Anne Hébert

Cet article est extrait de l'ouvrage Larousse « Dictionnaire mondial des littératures ».

Poétesse et romancière québécoise (Sainte-Catherine-de-Fossambault 1916 – Montréal 2000).

Fille du critique Maurice Hébert et cousine de Saint-Denys Garneau, la jeune fille exprime l'angoisse de la solitude dans des poèmes (les Songes en équilibre, 1942) et des nouvelles (le Torrent, 1950), avant de célébrer sa réconciliation avec le monde et la vie (Mystère de la parole, 1960). Le Tombeau des rois (1953) est son recueil essentiel, initiatique. Descendre aux enfers, c'est nommer « ce qui habite la caverne de l'âme ». Dans des formes maigres, rigoureuses, à la Giacometti, l'amour et la mort sont gravés dans la pierre pour que refleurissent les « mains plantées au jardin ». La violence de la nouvelle éponyme du Torrent – « J'étais un enfant dépossédé du monde... » – se retrouve dans Kamouraska (1970), son roman le plus romanesque, réalisé au cinéma par Claude Jutra.
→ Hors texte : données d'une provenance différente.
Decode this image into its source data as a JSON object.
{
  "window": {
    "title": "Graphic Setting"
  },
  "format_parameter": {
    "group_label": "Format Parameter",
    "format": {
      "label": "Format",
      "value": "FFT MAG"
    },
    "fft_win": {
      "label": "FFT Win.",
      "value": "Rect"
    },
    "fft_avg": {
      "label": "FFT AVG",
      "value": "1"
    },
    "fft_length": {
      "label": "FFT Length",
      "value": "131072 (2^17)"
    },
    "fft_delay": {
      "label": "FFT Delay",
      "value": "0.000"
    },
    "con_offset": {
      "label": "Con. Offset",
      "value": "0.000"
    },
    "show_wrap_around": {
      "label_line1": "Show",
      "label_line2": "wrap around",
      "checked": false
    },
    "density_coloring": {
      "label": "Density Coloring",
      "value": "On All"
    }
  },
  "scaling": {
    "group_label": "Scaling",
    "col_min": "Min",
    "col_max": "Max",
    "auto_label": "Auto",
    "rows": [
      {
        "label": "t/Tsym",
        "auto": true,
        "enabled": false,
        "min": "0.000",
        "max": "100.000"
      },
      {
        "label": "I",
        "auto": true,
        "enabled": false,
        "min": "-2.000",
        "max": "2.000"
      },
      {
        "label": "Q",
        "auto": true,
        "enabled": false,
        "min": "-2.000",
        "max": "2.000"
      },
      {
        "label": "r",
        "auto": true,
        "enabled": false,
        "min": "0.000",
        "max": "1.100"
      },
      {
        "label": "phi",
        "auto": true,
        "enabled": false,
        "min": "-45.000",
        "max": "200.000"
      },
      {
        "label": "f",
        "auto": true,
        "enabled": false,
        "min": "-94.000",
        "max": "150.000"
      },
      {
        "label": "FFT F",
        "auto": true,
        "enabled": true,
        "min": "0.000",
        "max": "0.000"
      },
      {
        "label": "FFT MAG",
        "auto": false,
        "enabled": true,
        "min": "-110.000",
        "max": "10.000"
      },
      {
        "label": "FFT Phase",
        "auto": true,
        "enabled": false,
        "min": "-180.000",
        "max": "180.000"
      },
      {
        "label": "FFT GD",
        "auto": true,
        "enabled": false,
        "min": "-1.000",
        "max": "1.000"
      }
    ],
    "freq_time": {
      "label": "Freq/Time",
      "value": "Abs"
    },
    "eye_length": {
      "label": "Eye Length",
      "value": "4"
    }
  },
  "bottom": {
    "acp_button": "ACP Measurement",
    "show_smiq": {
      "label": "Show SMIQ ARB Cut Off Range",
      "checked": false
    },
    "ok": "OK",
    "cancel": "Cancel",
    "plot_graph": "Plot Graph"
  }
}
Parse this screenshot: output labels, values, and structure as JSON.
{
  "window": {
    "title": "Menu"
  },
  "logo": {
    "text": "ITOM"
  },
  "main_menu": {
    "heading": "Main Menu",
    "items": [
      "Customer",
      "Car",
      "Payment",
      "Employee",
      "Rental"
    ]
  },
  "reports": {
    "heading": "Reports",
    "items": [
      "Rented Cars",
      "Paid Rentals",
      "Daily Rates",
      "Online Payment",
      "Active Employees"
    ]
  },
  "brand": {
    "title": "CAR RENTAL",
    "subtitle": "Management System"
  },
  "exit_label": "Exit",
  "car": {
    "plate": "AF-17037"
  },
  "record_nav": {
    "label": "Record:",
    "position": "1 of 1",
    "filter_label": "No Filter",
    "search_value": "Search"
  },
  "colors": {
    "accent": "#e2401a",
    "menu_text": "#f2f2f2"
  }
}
Vers 1880, dans une société où se mêlent les traditions de la paysannerie française et les coutumes anglaises, une femme mûre revit la mort de son premier mari à travers l'agonie du second. Un point de départ historique (fait divers de 1839) provoque une plongée dans l'imaginaire et une remontée vers un temps quasi mythique. Un mouvement analogue de retour sur soi, dans la ville du passé, est dessiné par l'actrice vieillissante du Premier Jardin (1988). Les Enfants du sabbat (1975) et Héloïse (1980) sont d'une veine fantastique, souterraine. Les Fous de Bassan (1982), porté au cinéma par le jeune Yves Simoneau, s'inspire d'un mystère policier dans le rude paysage gaspésien. Les derniers récits, à partir de l'Enfant chargé de songes (1992) – qui doit moins à Mauriac qu'à Saint-Denys Garneau –, sont sobres, presque lumineux.